Tinnitus ist ein häufiges Symptom des auditorischen Systems, das insbesondere in Verbindung mit Komorbiditäten zu schwerwiegender Krankheitsbelastung führen kann. Zu seiner Therapie haben sich zahlreiche Behandlungsformen verbreitet, wobei jedoch für viele dieser Behandlungsarten der wissenschaftliche Nachweis der Wirksamkeit fehlt.

In diesem Jahr wurde erstmals in Deutschland eine interdisziplinäre S3-Leitlinie erstellt (AWMF 2015), um die wissenschaftliche Evidenz in der Behandlung des chronischen Tinnitus darzustellen.

Definition

Der Begriff „Tinnitus“ (von lateinisch tinnire = klingeln) beschreibt eine Störung, bei der Betroffene ohne einen entsprechenden externen akustischen Stimulus Geräusche wahrnehmen. Typischerweise wird Tinnitus beschrieben als ein Pfeifen, Klingeln, Brummen, Rauschen oder Zischen. Tinnitus kann ein- oder beidseitig bestehen oder wird auch von manchen Patienten als im Kopf befindlich lokalisiert. Die Lautstärke von Tinnitus variiert von Patient zu Patient sehr stark. So beschreiben manche Patienten das Geräusch knapp über der Hörschwelle während andere über eine sehr hohe Intensität ihres Tinnitus berichten. Abzugrenzen vom „chronisch-idiopathischen“ bzw. „subjektiven“ Tinnitus ist der sehr seltene objektive Tinnitus, bei dem die Ohrgeräusche durch Muskelkontrakturen der Mittelohrmuskeln oder durch Strömungsgeräusche in Blutgefäßen erzeugt werden.

Epidemiologie

Zwischen fünf und 15 Prozent der Gesamtbevölkerung berichten vom Vorliegen eines Tinnitus und etwa ein Prozent der Bevölkerung ist in der Lebensqualität durch das Ohrgeräusch erheblich belastet. Der wichtigste Risikofaktor für die Tinnitusentstehung ist Schwerhörigkeit. Männer sind häufiger betroffen als Frauen und die Prävalenz nimmt mit steigendem Lebensalter zu.

Pathophysiologie des Tinnitus

Lange wurde Tinnitus als Erkrankung des Innenohres verstanden. Es zeigte sich jedoch, dass sich Tinnitus nach Durchtrennung des Hörnerven (zum Beispiel bei der operativen Entfernung eines Akustikusneurinoms) in der Regel verschlimmert. Dies zeigt die wesentliche Bedeutung des zentralen Nervensystems für die Pathophysiologie des chronischen Tinnitus auf.
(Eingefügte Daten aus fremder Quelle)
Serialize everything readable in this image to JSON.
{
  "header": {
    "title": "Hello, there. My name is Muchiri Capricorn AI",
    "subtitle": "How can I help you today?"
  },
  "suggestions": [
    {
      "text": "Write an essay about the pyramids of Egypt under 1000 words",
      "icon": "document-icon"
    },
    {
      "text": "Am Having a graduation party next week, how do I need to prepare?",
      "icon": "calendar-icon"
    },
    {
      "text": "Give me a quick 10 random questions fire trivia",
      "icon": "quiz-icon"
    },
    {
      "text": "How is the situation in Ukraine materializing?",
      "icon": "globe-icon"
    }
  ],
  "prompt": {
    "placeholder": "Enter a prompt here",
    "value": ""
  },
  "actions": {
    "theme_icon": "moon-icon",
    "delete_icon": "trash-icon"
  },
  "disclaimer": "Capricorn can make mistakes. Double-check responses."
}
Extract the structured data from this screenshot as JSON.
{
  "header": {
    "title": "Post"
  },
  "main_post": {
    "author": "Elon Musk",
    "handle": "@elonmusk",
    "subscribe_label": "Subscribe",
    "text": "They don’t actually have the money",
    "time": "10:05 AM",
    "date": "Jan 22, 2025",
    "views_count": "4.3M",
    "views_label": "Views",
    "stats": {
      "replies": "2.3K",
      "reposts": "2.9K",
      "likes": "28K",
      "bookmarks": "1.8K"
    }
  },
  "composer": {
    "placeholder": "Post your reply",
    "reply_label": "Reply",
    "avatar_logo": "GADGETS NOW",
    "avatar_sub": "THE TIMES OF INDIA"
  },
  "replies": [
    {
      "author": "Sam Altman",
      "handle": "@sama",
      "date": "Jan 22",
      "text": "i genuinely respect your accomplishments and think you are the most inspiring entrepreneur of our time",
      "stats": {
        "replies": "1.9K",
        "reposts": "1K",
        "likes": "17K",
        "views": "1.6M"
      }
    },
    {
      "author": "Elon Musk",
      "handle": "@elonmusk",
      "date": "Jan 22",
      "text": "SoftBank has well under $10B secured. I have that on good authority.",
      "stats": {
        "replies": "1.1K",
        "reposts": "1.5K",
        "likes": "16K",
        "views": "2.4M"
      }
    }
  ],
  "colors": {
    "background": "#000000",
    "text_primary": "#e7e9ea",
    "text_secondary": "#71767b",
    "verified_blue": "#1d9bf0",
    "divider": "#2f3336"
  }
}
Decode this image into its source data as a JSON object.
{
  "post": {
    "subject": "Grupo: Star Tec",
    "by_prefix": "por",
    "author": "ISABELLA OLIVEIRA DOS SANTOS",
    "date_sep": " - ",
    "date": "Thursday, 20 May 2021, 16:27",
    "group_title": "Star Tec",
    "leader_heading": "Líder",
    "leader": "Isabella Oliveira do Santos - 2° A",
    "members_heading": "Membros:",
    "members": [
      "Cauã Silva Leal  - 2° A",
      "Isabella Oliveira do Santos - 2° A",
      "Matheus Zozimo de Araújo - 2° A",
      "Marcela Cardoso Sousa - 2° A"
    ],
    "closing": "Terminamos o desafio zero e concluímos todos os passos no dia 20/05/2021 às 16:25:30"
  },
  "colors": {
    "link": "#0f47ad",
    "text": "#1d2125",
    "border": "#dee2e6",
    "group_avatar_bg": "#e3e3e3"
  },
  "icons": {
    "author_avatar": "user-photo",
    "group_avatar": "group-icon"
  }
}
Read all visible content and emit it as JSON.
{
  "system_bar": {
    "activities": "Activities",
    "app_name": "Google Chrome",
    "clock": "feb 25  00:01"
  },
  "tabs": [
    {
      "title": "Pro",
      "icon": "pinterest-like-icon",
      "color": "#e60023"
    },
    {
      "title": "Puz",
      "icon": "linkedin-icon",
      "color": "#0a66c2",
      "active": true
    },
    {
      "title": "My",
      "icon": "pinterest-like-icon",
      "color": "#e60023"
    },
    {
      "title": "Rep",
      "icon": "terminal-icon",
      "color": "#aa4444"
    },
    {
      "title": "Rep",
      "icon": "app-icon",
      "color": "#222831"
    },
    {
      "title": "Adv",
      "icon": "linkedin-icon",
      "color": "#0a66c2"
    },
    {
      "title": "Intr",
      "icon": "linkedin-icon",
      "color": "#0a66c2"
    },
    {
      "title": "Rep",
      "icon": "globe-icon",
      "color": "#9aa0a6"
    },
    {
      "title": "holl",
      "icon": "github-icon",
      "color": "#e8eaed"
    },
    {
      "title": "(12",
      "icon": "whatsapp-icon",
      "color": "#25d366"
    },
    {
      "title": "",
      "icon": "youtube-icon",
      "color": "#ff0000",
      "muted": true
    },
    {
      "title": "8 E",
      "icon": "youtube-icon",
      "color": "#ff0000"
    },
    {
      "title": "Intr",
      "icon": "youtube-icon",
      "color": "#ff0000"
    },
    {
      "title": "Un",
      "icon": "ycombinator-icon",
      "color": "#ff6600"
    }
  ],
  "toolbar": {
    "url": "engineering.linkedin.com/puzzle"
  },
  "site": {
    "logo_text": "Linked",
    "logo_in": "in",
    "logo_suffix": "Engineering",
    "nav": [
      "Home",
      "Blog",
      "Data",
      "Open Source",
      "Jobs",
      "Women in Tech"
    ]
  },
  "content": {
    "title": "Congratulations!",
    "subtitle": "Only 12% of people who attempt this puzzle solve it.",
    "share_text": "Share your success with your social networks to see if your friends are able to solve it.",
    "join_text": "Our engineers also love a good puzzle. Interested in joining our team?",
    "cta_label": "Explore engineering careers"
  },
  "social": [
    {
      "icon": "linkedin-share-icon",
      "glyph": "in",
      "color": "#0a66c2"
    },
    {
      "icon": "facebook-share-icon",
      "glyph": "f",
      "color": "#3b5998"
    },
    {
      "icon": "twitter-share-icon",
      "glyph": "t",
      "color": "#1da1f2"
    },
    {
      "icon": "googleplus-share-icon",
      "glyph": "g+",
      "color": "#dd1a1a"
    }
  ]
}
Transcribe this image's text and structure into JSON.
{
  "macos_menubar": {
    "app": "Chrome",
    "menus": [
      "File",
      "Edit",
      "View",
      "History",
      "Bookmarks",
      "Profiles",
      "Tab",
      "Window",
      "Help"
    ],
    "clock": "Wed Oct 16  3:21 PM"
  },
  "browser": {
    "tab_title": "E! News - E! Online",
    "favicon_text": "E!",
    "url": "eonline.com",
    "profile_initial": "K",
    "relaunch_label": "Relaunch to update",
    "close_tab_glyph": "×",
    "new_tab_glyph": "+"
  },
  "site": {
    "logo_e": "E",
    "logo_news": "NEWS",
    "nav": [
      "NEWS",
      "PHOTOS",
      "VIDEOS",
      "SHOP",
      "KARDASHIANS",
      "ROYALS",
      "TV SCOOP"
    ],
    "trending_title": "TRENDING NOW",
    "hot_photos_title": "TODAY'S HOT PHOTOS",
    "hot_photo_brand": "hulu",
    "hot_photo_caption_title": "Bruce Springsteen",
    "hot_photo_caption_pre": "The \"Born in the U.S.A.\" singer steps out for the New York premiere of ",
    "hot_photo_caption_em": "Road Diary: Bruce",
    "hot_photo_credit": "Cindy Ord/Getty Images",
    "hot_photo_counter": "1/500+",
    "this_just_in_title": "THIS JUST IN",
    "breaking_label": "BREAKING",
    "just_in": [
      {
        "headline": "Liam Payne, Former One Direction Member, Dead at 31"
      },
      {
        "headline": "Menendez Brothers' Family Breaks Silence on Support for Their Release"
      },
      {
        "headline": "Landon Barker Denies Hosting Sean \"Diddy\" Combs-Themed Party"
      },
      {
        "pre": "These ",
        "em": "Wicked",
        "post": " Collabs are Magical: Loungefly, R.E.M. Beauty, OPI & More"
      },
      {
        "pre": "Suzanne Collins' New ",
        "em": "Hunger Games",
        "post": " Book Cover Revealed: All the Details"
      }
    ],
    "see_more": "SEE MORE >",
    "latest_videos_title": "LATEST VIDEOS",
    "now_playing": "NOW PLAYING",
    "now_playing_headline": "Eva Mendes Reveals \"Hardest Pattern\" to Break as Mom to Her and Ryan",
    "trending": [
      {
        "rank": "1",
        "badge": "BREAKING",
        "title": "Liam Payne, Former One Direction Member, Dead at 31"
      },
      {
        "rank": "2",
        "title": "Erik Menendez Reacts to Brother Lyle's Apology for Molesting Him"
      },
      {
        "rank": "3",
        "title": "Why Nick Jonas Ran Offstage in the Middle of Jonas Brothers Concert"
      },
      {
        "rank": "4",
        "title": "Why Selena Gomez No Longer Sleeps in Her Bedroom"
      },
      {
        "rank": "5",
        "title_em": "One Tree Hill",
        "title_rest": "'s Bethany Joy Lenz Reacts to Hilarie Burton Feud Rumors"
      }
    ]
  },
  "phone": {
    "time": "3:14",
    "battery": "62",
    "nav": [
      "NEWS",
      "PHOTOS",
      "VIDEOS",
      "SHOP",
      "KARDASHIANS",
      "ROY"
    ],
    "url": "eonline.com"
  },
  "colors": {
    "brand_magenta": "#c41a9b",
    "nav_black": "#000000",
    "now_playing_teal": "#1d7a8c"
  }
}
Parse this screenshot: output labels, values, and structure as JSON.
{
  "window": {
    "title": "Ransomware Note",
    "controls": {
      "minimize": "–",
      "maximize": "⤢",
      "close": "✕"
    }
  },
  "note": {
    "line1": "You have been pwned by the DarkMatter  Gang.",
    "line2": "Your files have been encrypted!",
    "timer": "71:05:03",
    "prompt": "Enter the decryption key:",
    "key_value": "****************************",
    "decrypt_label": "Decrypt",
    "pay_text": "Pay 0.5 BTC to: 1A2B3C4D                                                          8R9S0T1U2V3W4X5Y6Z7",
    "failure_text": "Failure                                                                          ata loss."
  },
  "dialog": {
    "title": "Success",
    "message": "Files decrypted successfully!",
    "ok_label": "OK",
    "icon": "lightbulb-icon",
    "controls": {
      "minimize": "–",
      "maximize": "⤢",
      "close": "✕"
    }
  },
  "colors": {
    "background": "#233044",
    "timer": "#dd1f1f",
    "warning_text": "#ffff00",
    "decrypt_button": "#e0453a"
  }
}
Inzwischen weiß man, dass dem Tinnitus eine gesteigerte Erregung entlang der gesamten zentralen auditorischen Bahn zugrunde liegt. Diese gesteigerte Nervenaktivität entsteht – ähnlich wie bei Phantomschmerzen – als kompensatorische Reaktion auf die in den meisten Fällen vorliegende Hörminderung (zum Beispiel bei Altersschwerhörigkeit, nach Lärmexposition oder durch ototoxische Substanzen). Aufgrund einer Schädigung im Innenohr erhält das Gehirn verminderte auditorische Informationen. Um diesen verminderten Input auszugleichen, werden Verstärkungsmechanismen aktiviert und es kommt zur Tinnituswahrnehmung. Das erklärt, dass der Tinnitus typischerweise auf der Seite und in dem Frequenzbereich auftritt, in dem auch die Hörstörung besteht. Hat jemand zum Beispiel einen Hörverlust im linken Ohr bei vier kHz, nimmt er typischerweise auch den Tinnituston links mit einer Frequenz von vier kHz wahr. Da somatosensorische Nervenbahnen im Hirnstamm mit der Hörbahn verschaltet werden, können auch Schmerzen und Muskelspannungsstörungen im Kiefergelenks- oder HWS-Bereich zur Aktivitätszunahme in der zentralen Hörbahn führen. Dies erklärt die klinische Beobachtung, dass auch HWS- oder Kiefergelenksbeschwerden für die Tinnitusentstehung und -wahrnehmung relevant sein können.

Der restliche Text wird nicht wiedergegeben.